No voy a explicar cómo es el paraíso porque no lo conozco, pero, en los 30 años que llevo viajando y sacando fotos por el mundo, creo que este es el lugar de los que he visitado que más se podría asemejar a los paisajes que describe la Biblia. En Kiribati los niños sonríen las 24 horas del día, siete días a la semana; las gentes recogen el agua de lluvia para plantar y beber; pescan y se bañan cada día en el mar, donde también se lavan. Viven en comunidades que siempre se ayudan, se reúnen diariamente en centros comunitarios y en iglesias católicas que construyen ellos mismos.
Pero, al final, el tiempo es implacable. Y no se le puede reprochar nada. Los talibanes recuperaron su libertad, nosotros nos fuimos a invadir tierras nuevas y a crear nuevos conflictos, con nuestra estupidez, arrogancia, soberbia, corrupción, vacunas, coches, prepotencia, misiles, degeneración, progreso, buenismo, envidias y tópicos. Nos auto proclamamos vencedores, todos y cada uno de nosotros, en nuestras pequeñas parcelas de sinsentido ególatra.
De lo que no somos conscientes es de que la batalla de la Playa de Tarawa la ganaron los japoneses, aunque luego perdieran la guerra.
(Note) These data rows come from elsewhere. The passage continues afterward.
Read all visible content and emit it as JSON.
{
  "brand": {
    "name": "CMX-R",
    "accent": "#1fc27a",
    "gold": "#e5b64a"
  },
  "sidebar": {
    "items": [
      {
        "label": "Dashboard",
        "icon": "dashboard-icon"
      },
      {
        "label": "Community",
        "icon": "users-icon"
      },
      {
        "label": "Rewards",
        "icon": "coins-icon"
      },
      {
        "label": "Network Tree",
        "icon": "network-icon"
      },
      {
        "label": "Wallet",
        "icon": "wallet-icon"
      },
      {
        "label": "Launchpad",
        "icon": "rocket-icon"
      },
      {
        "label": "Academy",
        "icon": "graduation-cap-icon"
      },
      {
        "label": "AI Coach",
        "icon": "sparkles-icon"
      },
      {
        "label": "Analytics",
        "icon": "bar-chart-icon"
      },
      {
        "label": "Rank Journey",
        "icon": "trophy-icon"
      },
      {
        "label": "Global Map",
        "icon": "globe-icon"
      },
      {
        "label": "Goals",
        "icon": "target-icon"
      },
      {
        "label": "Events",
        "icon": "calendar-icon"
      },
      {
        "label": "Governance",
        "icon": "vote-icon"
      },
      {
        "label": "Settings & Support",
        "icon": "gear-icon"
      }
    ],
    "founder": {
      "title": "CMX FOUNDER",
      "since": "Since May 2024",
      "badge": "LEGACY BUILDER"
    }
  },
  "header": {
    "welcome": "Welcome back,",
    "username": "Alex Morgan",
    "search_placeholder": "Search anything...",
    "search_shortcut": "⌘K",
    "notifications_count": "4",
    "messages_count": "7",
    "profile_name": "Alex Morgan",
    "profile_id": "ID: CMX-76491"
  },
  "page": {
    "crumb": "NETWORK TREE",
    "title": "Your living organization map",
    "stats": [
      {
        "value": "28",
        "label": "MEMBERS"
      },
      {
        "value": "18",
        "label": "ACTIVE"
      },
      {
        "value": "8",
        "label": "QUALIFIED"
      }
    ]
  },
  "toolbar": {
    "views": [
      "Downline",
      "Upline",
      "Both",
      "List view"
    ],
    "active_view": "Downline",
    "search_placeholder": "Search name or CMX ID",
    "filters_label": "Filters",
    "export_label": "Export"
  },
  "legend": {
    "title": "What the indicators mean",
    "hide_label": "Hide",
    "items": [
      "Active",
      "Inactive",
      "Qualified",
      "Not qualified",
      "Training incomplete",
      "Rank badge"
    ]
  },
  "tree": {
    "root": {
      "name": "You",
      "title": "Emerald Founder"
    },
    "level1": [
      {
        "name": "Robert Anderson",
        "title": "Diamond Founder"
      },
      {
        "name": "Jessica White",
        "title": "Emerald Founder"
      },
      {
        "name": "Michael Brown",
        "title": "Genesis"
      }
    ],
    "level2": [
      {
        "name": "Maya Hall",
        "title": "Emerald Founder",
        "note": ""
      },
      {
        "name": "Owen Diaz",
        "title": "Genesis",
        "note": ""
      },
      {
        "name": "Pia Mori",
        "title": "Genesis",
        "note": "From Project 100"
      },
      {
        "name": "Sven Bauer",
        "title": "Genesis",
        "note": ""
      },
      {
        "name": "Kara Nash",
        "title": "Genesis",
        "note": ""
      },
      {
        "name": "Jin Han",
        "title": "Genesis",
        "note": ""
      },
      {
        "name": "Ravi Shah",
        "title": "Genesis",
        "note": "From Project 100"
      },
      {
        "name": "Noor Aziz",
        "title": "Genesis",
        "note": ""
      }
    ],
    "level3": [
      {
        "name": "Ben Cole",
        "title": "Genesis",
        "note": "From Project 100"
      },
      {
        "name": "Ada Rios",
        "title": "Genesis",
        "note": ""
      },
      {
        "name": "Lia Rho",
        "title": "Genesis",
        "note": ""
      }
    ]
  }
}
Igual que el tiempo nos ganará siempre a nosotros y a los arrecifes de Kiribati.
El planeta lo estamos destruyendo todos nosotros, por nuestra manera de ser y por nuestro afán por poseer y de consumir sin límite. Por eso desaparecen las tierras de Kiribati, se hunden sus árboles y sus casas se llenan de agua. Muchas de sus iglesias católicas, construidas con conchas y corales, volverán a fundirse con el mar.
En el cajón de este arrebato se quedará encerrado todo nuestro ego, hasta que desaparezcamos, o hasta que alguien lo abra y lo tire a la basura sin pararse ni siquiera a mirar de quién era.
Yo me quedo con la fluidez, con los momentos de algarabía y alboroto que me transmitían los niños que flotaban alegres y sonrientes, subidos a los árboles medio hundidos en la orilla, frente a sus casas, tirándose de cabeza una y otra vez al agua que les hará desaparecer, riéndose, disfrutando de la libertad que los rodea; me quedo con la cara de un niño que se come una raíz como si fuera un animalito con su mirada que lo ilumina todo, y con la mirada del cachalote que me mira y se pierde en el abismo cuando me lanzo en mitad del océano a fotografiarlo.
Las ballenas, junto con los delfines, elefantes y primates, viven en comunidad y se apoyan; están entre las pocas especies animales que muestran continuos signos de empatía, incluso reconocen a las personas individuales, acompañan a sus mayores y protegen a sus jóvenes. Hasta en esto nos superan.